Madden’s husband is an airman from Cannon Air Force Base.

Madden and her 14-month-old daughter went to North Carolina to visit family. Her sister flew to Clovis to travel along with Madden.

“The trip was good,” Madden said.

Cannon Spouses Club President Apryl Nenortas has spent two holiday seasons separated from her husband, Maj. Lee Nenortas. He was deployed in 2005 and recovering from a non-combat-related injury in Germany in 2006 while his family was in Turkey.

Nenortas has three children: Alex, 15, Erik, 10, and Andrew, 9.

“It can be frustrating, especially if the children are old enough to know Dad is missing,” she said.

The most challenging part of the holiday deployments for Nenortas is accomplishing the seasonal chores without her husband’s help, she said.

To manage the separation, some families celebrate early, and young children don’t know the difference, she said, while other families stay busy.

Once, Nenortas’ husband filmed a video of himself ahead of time so his family could watch it on Christmas Day. The other year, he spoke to the children on the speaker phone on Christmas Day.

“Usually we get together with other military families,” Nenortas said. “Especially in 2006, when we were in Turkey and too far away to come home, we made family out of the other military families and celebrated Christmas with them.”

New Years Day can also be challenging, Nenortas said, but she keeps the celebration simple and the children aren’t as bothered by their father’s absence. She also takes advantage of church programs to keep the boys busy on that day.

“My advice would be to stay busy, very busy, and take advantage of the programs on base,” Nenortas said of recommendations to military spouses learning to handle a deployment.

Cannon has many free activities for military families and there are even more overseas, she said.

Nenortas said although her family hasn’t used it, Cannon also has a video phone so personnel and their families can see each other live for free anytime.

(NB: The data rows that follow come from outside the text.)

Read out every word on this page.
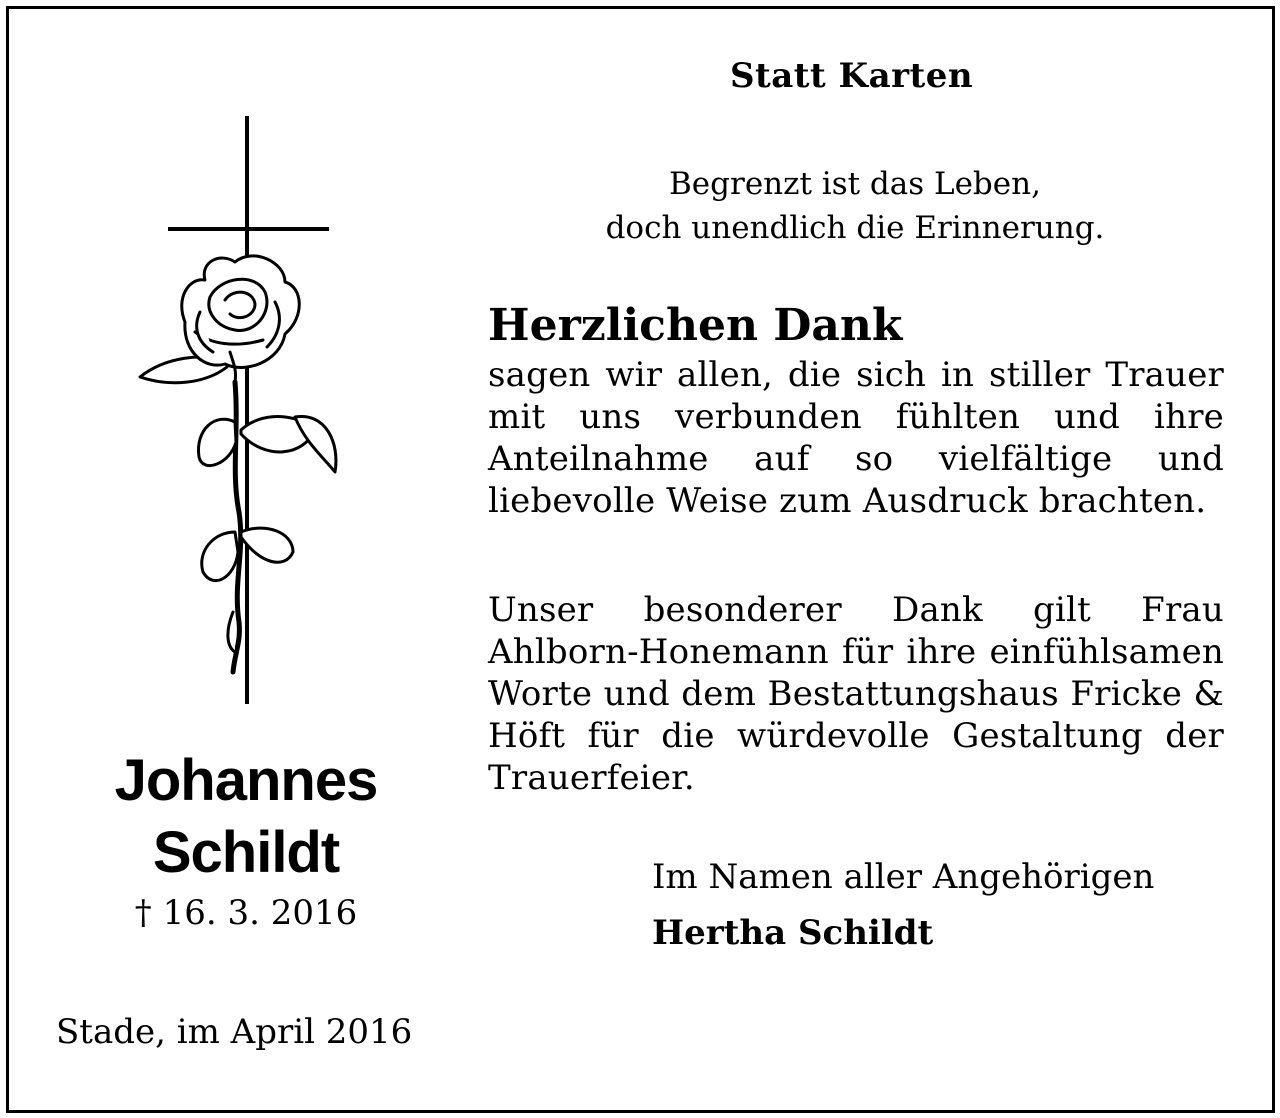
Statt Karten
Begrenzt ist das Leben,
doch unendlich die Erinnerung.
Herzlichen Dank
sagen wir allen, die sich in stiller Trauer mit uns verbunden fühlten und ihre Anteilnahme auf so vielfältige und liebevolle Weise zum Ausdruck brachten.
Unser besonderer Dank gilt Frau Ahlborn-Honemann für ihre einfühlsamen Worte und dem Bestattungshaus Fricke & Höft für die würdevolle Gestaltung der Trauerfeier.
Im Namen aller Angehörigen
Hertha Schildt
Johannes
Schildt
† 16. 3. 2016
Stade, im April 2016
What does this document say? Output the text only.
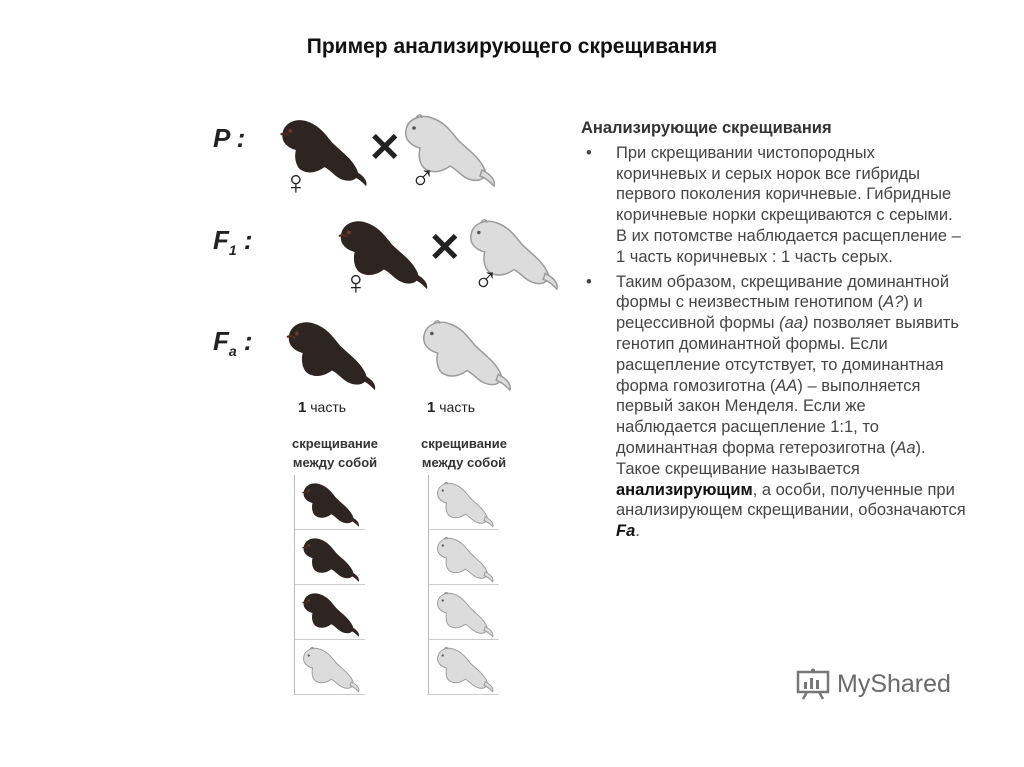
Пример анализирующего скрещивания
P :
$F_1$ :
$F_a$ :
✕
♀	♂
✕
♀	♂
1 часть	1 часть
скрещивание
между собой
скрещивание
между собой
Анализирующие скрещивания
• При скрещивании чистопородных коричневых и серых норок все гибриды первого поколения коричневые. Гибридные коричневые норки скрещиваются с серыми. В их потомстве наблюдается расщепление – 1 часть коричневых : 1 часть серых.
• Таким образом, скрещивание доминантной формы с неизвестным генотипом (А?) и рецессивной формы (аа) позволяет выявить генотип доминантной формы. Если расщепление отсутствует, то доминантная форма гомозиготна (АА) – выполняется первый закон Менделя. Если же наблюдается расщепление 1:1, то доминантная форма гетерозиготна (Аа). Такое скрещивание называется анализирующим, а особи, полученные при анализирующем скрещивании, обозначаются Fa.
MyShared
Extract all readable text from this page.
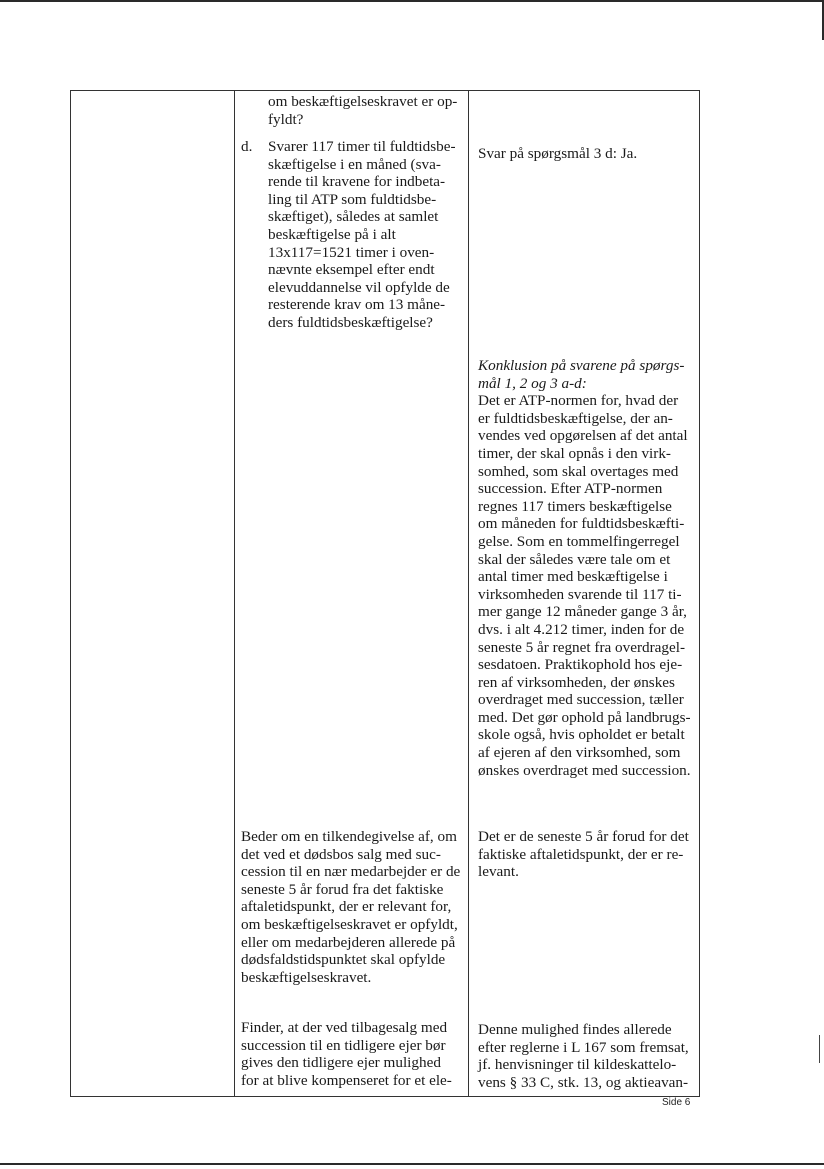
om beskæftigelseskravet er op-

fyldt?

d. Svarer 117 timer til fuldtidsbe-

skæftigelse i en måned (sva-

rende til kravene for indbeta-

ling til ATP som fuldtidsbe-

skæftiget), således at samlet

beskæftigelse på i alt

13x117=1521 timer i oven-

nævnte eksempel efter endt

elevuddannelse vil opfylde de

resterende krav om 13 måne-

ders fuldtidsbeskæftigelse?

Svar på spørgsmål 3 d: Ja.

Konklusion på svarene på spørgs-

mål 1, 2 og 3 a-d:

Det er ATP-normen for, hvad der

er fuldtidsbeskæftigelse, der an-

vendes ved opgørelsen af det antal

timer, der skal opnås i den virk-

somhed, som skal overtages med

succession. Efter ATP-normen

regnes 117 timers beskæftigelse

om måneden for fuldtidsbeskæfti-

gelse. Som en tommelfingerregel

skal der således være tale om et

antal timer med beskæftigelse i

virksomheden svarende til 117 ti-

mer gange 12 måneder gange 3 år,

dvs. i alt 4.212 timer, inden for de

seneste 5 år regnet fra overdragel-

sesdatoen. Praktikophold hos eje-

ren af virksomheden, der ønskes

overdraget med succession, tæller

med. Det gør ophold på landbrugs-

skole også, hvis opholdet er betalt

af ejeren af den virksomhed, som

ønskes overdraget med succession.

Beder om en tilkendegivelse af, om

det ved et dødsbos salg med suc-

cession til en nær medarbejder er de

seneste 5 år forud fra det faktiske

aftaletidspunkt, der er relevant for,

om beskæftigelseskravet er opfyldt,

eller om medarbejderen allerede på

dødsfaldstidspunktet skal opfylde

beskæftigelseskravet.

Det er de seneste 5 år forud for det

faktiske aftaletidspunkt, der er re-

levant.

Finder, at der ved tilbagesalg med

succession til en tidligere ejer bør

gives den tidligere ejer mulighed

for at blive kompenseret for et ele-

Denne mulighed findes allerede

efter reglerne i L 167 som fremsat,

jf. henvisninger til kildeskattelo-

vens § 33 C, stk. 13, og aktieavan-

Side 6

However, she said there’s sometimes a line to use it.

In addition, Nenortas mentioned a money-saving option for families who want to travel for the holidays. If their service member has been deployed overseas for more than 60 consecutive days, the family can take military flights with available space.

Nenortas also advised spouses to get to know their neighbors because those neighbors could become family.